Articles
The Future: How to Prepare
The perspective that comes with age
I’ve been a senior three times in my life: a senior in high school, a senior in college, and now I’m simply a senior.
Once our family visited a congregation where we filled out a visitor’s card with these options: child, Jr. High, Sr. High, 20-30, 30-40, 40-50, 50+.
Many of us are in that last category—and have been for quite some time. How should we feel about it?
First, can’t we be grateful that God has allowed us to live this long? Many obituaries I see in the paper are for those far younger than I.
Second, shouldn’t we feel an increasing sense of the preciousness of the time remaining? It’s true that the 50+ category may last longer than any of the other age brackets, but we don’t know that it will.
“As for the days of our life, they contain seventy years, or if due to strength eighty years, yet their pride is but labor and sorrow; for soon it is gone and we fly away” (Psalm 90:10 NASB).
“. . . you do not know what your life will be like tomorrow. You are just a vapor that appears for a little while and then vanishes away” (James 4:14).
Soon it is gone, wrote the Psalmist. Just a vapor, says James.
We speak of longevity, but never shortevity. Perhaps we should.

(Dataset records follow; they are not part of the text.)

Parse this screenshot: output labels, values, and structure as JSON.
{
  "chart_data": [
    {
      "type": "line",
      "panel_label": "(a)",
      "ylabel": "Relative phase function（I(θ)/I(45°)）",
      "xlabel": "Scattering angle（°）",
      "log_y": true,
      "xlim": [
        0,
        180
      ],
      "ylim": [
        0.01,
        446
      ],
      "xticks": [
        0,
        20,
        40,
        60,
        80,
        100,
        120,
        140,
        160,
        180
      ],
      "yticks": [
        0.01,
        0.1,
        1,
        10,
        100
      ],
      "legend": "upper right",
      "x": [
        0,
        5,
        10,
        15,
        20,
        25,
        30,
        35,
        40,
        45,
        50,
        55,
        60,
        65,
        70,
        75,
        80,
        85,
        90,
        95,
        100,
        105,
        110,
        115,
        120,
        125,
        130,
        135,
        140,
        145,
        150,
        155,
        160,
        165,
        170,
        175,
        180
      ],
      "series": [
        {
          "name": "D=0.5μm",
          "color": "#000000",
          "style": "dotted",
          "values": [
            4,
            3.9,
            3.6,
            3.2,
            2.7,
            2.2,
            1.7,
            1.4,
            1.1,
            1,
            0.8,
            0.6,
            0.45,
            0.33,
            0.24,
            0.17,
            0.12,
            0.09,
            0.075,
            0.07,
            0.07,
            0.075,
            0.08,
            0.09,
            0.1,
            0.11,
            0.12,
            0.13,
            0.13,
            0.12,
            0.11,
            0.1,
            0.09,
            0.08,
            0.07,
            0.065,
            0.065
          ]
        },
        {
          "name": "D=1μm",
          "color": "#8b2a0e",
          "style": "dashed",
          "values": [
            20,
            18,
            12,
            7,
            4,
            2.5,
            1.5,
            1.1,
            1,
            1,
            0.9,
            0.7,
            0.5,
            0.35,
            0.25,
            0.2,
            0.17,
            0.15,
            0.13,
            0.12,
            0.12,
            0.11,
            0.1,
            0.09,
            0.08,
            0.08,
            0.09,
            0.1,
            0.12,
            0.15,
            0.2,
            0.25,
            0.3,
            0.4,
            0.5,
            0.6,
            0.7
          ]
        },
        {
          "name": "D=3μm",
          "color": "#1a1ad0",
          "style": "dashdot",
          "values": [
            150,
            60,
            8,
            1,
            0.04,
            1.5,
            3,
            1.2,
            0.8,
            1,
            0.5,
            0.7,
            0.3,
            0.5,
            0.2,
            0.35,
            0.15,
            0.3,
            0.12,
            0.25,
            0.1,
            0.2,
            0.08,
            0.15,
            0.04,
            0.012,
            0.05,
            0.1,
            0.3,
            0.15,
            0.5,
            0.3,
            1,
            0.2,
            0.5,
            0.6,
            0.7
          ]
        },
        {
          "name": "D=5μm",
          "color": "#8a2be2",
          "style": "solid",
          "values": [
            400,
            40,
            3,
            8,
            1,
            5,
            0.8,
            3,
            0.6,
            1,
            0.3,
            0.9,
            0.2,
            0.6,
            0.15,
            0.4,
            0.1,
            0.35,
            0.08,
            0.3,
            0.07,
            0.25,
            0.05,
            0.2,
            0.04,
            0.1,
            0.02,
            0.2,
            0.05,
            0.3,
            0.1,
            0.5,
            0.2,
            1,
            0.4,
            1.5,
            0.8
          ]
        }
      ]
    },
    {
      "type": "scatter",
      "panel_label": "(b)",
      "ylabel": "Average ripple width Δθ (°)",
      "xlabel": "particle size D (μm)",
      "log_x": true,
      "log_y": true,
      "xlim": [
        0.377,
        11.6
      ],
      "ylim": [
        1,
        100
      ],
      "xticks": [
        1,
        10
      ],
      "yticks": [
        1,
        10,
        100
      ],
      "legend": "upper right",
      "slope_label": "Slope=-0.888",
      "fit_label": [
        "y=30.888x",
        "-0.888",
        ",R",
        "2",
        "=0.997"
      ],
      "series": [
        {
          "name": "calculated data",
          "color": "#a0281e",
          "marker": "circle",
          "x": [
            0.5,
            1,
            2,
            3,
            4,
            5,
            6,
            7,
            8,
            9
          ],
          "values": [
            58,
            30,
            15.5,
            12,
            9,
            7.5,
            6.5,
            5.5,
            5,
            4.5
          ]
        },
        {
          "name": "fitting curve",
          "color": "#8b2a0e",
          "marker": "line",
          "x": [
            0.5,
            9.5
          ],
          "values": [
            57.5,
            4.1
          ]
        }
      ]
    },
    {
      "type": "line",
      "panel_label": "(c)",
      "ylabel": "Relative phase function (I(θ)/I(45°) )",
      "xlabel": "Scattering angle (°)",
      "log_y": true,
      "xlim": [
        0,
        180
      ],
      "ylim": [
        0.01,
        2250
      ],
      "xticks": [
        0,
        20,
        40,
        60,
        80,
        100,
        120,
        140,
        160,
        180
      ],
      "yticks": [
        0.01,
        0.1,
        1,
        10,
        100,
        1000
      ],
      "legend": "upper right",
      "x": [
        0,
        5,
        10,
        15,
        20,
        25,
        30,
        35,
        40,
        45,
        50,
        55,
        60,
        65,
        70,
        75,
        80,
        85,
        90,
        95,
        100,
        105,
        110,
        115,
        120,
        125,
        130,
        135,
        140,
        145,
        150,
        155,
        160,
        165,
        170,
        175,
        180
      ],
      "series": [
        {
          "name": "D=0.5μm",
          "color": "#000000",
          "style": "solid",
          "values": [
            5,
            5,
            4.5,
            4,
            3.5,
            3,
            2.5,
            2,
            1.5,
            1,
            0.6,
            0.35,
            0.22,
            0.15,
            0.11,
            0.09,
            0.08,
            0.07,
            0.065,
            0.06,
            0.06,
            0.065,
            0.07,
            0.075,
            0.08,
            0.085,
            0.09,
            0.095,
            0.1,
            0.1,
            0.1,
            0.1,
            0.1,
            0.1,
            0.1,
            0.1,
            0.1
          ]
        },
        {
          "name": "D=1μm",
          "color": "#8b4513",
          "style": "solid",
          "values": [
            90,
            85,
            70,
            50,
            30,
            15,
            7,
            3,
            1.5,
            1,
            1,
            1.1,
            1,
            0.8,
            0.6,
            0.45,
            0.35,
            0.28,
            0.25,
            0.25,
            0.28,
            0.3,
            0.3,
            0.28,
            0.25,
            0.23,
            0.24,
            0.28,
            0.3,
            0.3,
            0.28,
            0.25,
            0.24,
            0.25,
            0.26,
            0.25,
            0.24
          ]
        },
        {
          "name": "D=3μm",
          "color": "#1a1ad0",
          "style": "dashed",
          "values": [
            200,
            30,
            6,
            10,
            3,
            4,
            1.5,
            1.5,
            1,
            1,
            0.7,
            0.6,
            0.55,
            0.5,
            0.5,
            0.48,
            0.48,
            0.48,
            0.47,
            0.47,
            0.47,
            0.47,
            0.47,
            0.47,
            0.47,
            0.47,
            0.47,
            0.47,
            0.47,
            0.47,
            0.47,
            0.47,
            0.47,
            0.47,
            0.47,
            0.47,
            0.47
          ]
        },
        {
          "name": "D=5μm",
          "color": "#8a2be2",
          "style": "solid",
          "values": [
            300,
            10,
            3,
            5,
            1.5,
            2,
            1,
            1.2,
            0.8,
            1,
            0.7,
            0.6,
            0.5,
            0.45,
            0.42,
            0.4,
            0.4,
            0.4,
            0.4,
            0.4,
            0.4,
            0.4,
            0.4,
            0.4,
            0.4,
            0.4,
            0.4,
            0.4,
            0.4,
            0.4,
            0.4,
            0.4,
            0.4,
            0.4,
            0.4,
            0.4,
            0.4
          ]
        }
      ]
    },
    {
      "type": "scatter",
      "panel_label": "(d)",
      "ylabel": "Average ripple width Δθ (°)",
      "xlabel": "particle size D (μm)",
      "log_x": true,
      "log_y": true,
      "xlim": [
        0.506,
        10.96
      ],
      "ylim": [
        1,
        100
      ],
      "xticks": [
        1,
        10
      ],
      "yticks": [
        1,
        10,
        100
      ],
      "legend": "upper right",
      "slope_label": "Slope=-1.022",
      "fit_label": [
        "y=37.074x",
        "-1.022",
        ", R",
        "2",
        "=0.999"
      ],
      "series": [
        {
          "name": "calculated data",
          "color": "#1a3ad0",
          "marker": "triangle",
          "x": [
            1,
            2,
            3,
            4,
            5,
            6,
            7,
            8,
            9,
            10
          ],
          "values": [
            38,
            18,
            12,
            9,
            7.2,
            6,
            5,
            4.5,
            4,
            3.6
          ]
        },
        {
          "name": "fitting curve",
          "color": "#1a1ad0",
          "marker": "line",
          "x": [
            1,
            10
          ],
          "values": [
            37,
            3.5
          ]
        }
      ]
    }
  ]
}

And third, shouldn’t we be preparing diligently for what lies beyond? “Therefore be careful how you walk, not as unwise men, but as wise, making the most of your time, because the days are evil” (Ephesians 5:15-16).
The two stages
The future for each of us can be divided into two parts:
Future: Part I is whatever time remains for us in this world.
Future: Part II is eternity.
When we die, Part II begins. Part I is temporary. Part II is forever.
Part II is dependent on Part I. How we spend the first part determines how we spend the second (Romans 2:1-
11; 2 Corinthians 5:10). We have a choice.
Satan seeks to distract us with the “worries and riches and pleasures of this life” (Luke 8:14). God calls us to
raise our sights and make wise choices (Colossians 3:1-2).
“The world is passing away, and also its lusts; but the one who does the will of God lives forever” (1 John
2:17).
What it means to do God’s will
It means trusting in the Son He sent to be our Savior (John 8:24; 11:25-26).
It means turning in repentance from doing our own will to doing His (Acts 17:30-31).
It means being united with Christ in baptism (Acts 2:38; 22:16; Galatians 3:27).
It means remaining faithful to the end (Hebrews 3:6. 14; 10:35-39; 12:1-3).
“. . . to live the rest of the time in the flesh no longer for the lusts of men, but for the will of God” (1 Peter 4:2).